A state like Jharkhand, where the SEB has not been split up into different companies, had ATC losses of 42.2 per cent in 2013-2014. In the case of Sikkim and Arunachal Pradesh, it was at 71.2 per cent and 68.2 per cent, respectively.
Table 6.2 does not show the ATC losses of the states that have power distribution companies. Even in states where the SEBs have been broken up into multiple companies, the ATC losses are high. In the case of Bihar, they are at 46.3 per cent. In the case of Odisha, they are at 39.2 per cent.
Table 6.2: Region-wise break-up of the ATC losses of the SEBs between 2012 and 2014.
Region 2012-13 (in%) 2013-14 (in%)
Eastern 42 38
North-Eastern 38.3 33.9
Northern 28.9 24.9
Southern 17.4 19.1
Western 23.4 18.4
National 25.5 22.7
Source: The Performance of the State Power Utilities for the years 2011-12 to 2013-14, July 2015.
The idea behind breaking up the SEBs was that, while electricity transmission is a natural monopoly, the same should not be the case with electricity generation and distribution. Private sector companies were to be allowed into the generation and distribution space so that the large consumers would be able to buy electricity from multiple sellers.284 But nothing of that sort has happened. While private companies are entering electricity generation, the entire electricity distribution business continues to be more or less a state monopoly. And this is clearly not helping anyone.

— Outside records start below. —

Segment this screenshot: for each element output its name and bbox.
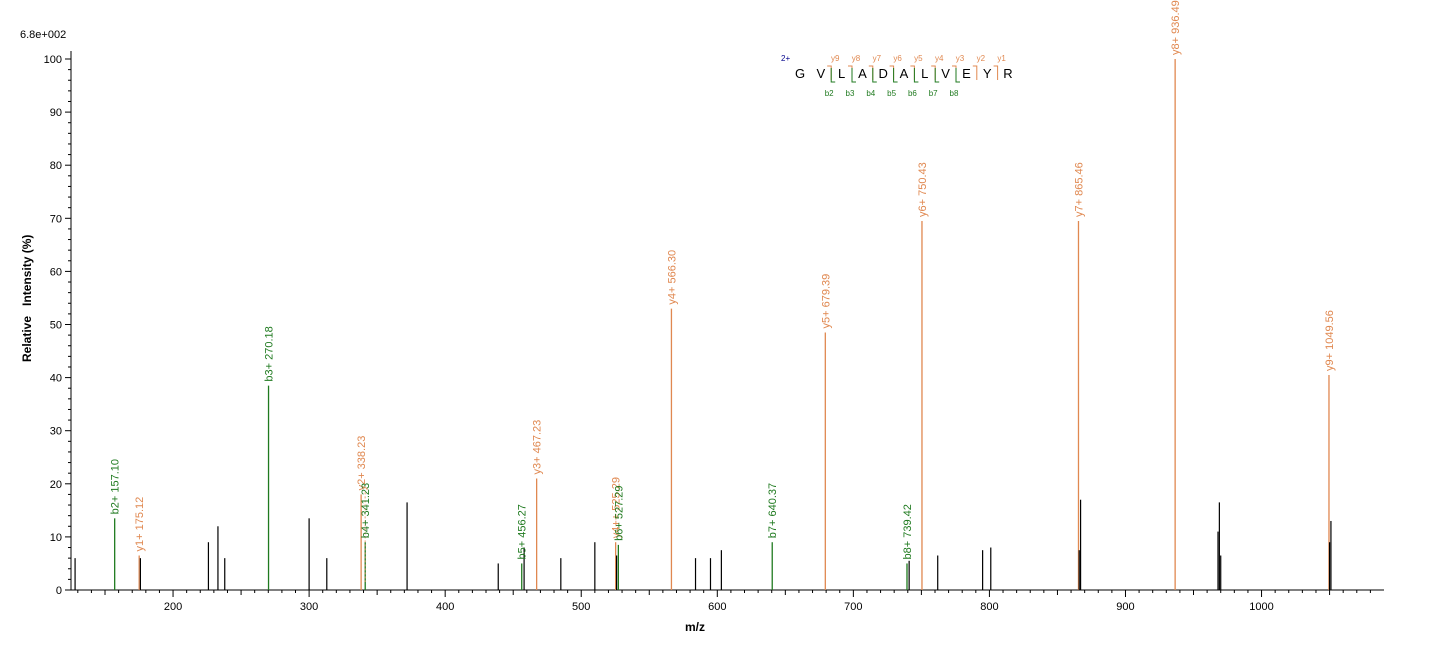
b-ion-label: b5 xyxy=(887,89,896,98)
x-tick-label: 700 xyxy=(844,601,862,613)
b-ion-label: b2 xyxy=(825,89,834,98)
y-tick-label: 0 xyxy=(56,585,62,597)
sequence-residue: R xyxy=(1003,66,1012,81)
peaks xyxy=(74,59,1332,590)
peak-label: b6+ 527.29 xyxy=(613,485,625,540)
b-ion-label: b7 xyxy=(929,89,938,98)
peak-label: b5+ 456.27 xyxy=(517,504,529,559)
x-tick-label: 200 xyxy=(164,601,182,613)
b-ion-bracket xyxy=(851,68,856,83)
y-ion-label: y3 xyxy=(956,54,965,63)
y-tick-label: 60 xyxy=(50,266,62,278)
peak-label: y2+ 338.23 xyxy=(356,436,368,491)
x-tick-label: 900 xyxy=(1116,601,1134,613)
sequence-residue: E xyxy=(962,66,971,81)
y-ion-label: y5 xyxy=(914,54,923,63)
peak-label: y1+ 175.12 xyxy=(134,497,146,552)
b-ion-bracket xyxy=(830,68,836,83)
peak-label: y8+ 936.49 xyxy=(1170,0,1182,55)
sequence-residue: V xyxy=(816,66,825,81)
b-ion-bracket xyxy=(955,68,960,83)
y-axis-title-part: Intensity (%) xyxy=(20,235,34,306)
x-tick-label: 600 xyxy=(708,601,726,613)
y-tick-label: 20 xyxy=(50,479,62,491)
sequence-residue: A xyxy=(858,66,867,81)
y-ion-label: y9 xyxy=(831,54,840,63)
y-tick-label: 50 xyxy=(50,320,62,332)
axes: 0 10 20 30 40 50 60 70 80 90 100 200 300 400 500 600 700… xyxy=(44,51,1384,613)
y-ion-bracket xyxy=(848,65,853,80)
peak-label: y9+ 1049.56 xyxy=(1324,310,1336,371)
y-ion-label: y4 xyxy=(935,54,944,63)
peak-label: y6+ 750.43 xyxy=(917,162,929,217)
x-axis-title: m/z xyxy=(685,620,705,634)
y-ion-label: y7 xyxy=(873,54,882,63)
y-ion-bracket xyxy=(827,65,832,80)
y-ion-label: y2 xyxy=(977,54,986,63)
x-tick-label: 800 xyxy=(980,601,998,613)
y-axis-title-part: Relative xyxy=(20,316,34,362)
peak-label: y4+ 566.30 xyxy=(666,250,678,305)
x-tick-label: 400 xyxy=(436,601,454,613)
y-tick-label: 10 xyxy=(50,532,62,544)
b-ion-bracket xyxy=(934,68,940,83)
b-ion-label: b8 xyxy=(950,89,959,98)
sequence-residue: A xyxy=(900,66,909,81)
peak-label: b4+ 341.23 xyxy=(360,483,372,538)
peak-label: b8+ 739.42 xyxy=(902,504,914,559)
b-ion-bracket xyxy=(893,68,898,83)
y-ion-bracket xyxy=(931,65,936,80)
b-ion-label: b4 xyxy=(866,89,875,98)
y-ion-bracket xyxy=(910,65,915,80)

The ATC losses and the losses that the distribution companies incur on supplying cheap or free power to the agriculture sector has led to the accumulation of massive losses. At the same time, the accumulation of these losses continues. Hence, theoretically, if the SEBs and the power distribution companies want to limit their losses, then the best thing for them to do is to not supply any power at all. In that situation, their losses would be limited to the salaries they pay to their employees.